I always advised newcomers to covering sports, particularly baseball, that the right way to get to know athletes is not go to them all the time asking for an interview. Half your conversations with them should be off-the-cuff chats about anything under the sun, not limited to their sport. That way, the athlete takes the measure of the reporter, realizing the reporter relates to him as a person and has working knowledge of the athlete's craft.

But if Cutler is never available in the locker room or after practice, never accessible one on one, the personality that surely belongs to the Santa Claus, Ind. product will never come out. Following the Prior formula and perhaps exhibiting the usual uncomfortable nature speaking before a big audience, the Wednesday-Sunday utterings come off at the very least bland and disinterested, at the worst standoffish and arrogant. And thus we only see one perceived side of Cutler.

One or two enterprising types might have gotten through to Cutler in his two seasons in Chicago had he been available other than the group shots. That's a big problem with Bears coverage in general. There are only small windows to talk to players at practice, with the main access a lunchtime open locker room which the majority of players are savvy enough to limit their exposure. Any available Bear is immediately descended upon by a pack of media, including camera operators wielding their equipment like battering rams. Although this is on-line where language standards are looser, I cannot exactly repeat the vulgar nickname, related to a swine's passion sessions, describing these media scrums that desperately seek sound bites. Still, if a patient reporter stuck around long enough through all these carefully-rationed access times and managed to chat up an available player, a rapport could be forged. That's the way it works in a baseball locker room.

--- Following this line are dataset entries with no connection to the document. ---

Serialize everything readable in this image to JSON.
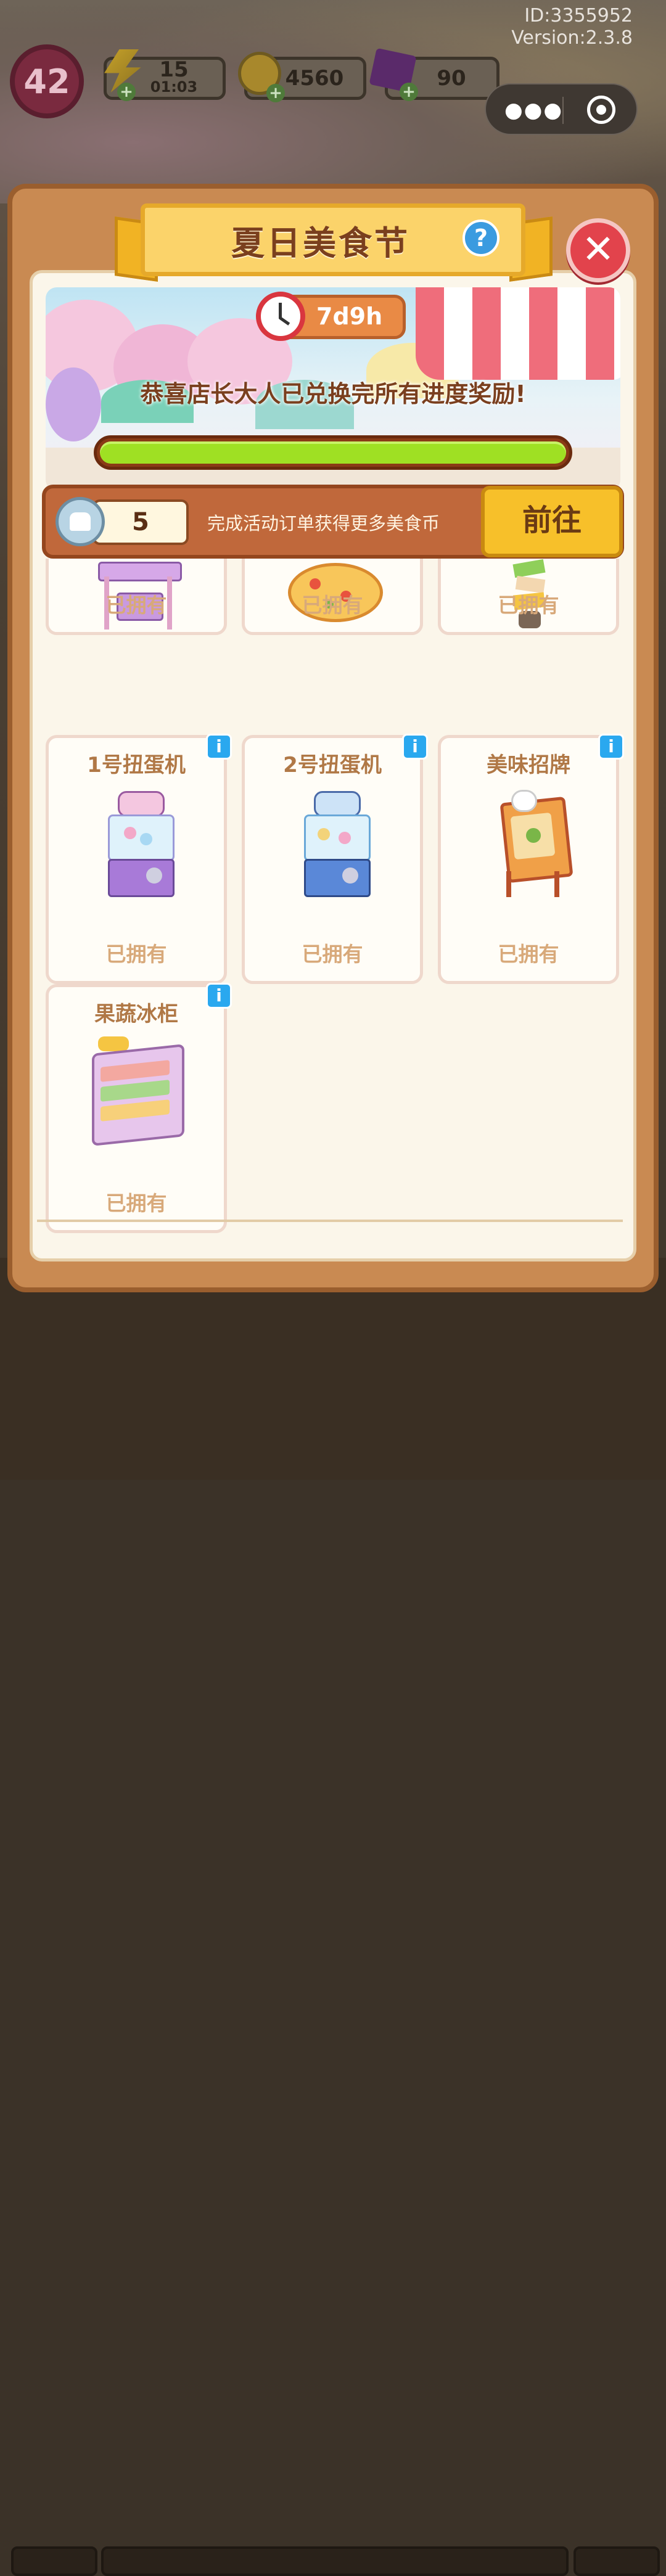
{
  "header": {
    "id_text": "ID:3355952",
    "version_text": "Version:2.3.8",
    "level": "42",
    "energy": {
      "value": "15",
      "timer": "01:03"
    },
    "coins": "4560",
    "gems": "90"
  },
  "event": {
    "title": "夏日美食节",
    "countdown": "7d9h",
    "congrats": "恭喜店长大人已兑换完所有进度奖励!",
    "progress": 1.0
  },
  "currency": {
    "amount": "5",
    "description": "完成活动订单获得更多美食币",
    "go_label": "前往"
  },
  "items_top_row": [
    {
      "status": "已拥有",
      "icon": "swing-chair-icon"
    },
    {
      "status": "已拥有",
      "icon": "pizza-icon"
    },
    {
      "status": "已拥有",
      "icon": "food-sign-tower-icon"
    }
  ],
  "items": [
    {
      "name": "1号扭蛋机",
      "status": "已拥有",
      "icon": "gacha-machine-purple-icon"
    },
    {
      "name": "2号扭蛋机",
      "status": "已拥有",
      "icon": "gacha-machine-blue-icon"
    },
    {
      "name": "美味招牌",
      "status": "已拥有",
      "icon": "signboard-icon"
    },
    {
      "name": "果蔬冰柜",
      "status": "已拥有",
      "icon": "fridge-display-icon"
    }
  ],
  "colors": {
    "panel": "#c98a52",
    "banner": "#fbd36a",
    "progress": "#9fe023",
    "close": "#e2434c",
    "info": "#2aa8ef"
  }
}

If I'm not mistaken, the only real one-on-one relationship between a big-time Bear and a reporter appears to be Brian Urlacher's rapport with the Tribune's Vaughn McClure, which provokes envy of McClure among his colleagues.

But such relationships are increasingly discouraged. Now I've heard instances spreading to other sports where team handlers frown on reporters contacting players at home via phone.

You hope the Cutler affair registers even a blip among the handlers and their bosses. No amount of media training would change him to "Gabby" Cutler. But keeping his access down to the bare minimum has not served the quarterback well. And it certainly has not benefited his consuming public well given how so many will believe every tweet recorded about him without an accurate Cutler personality profile from which to draw the accurate story.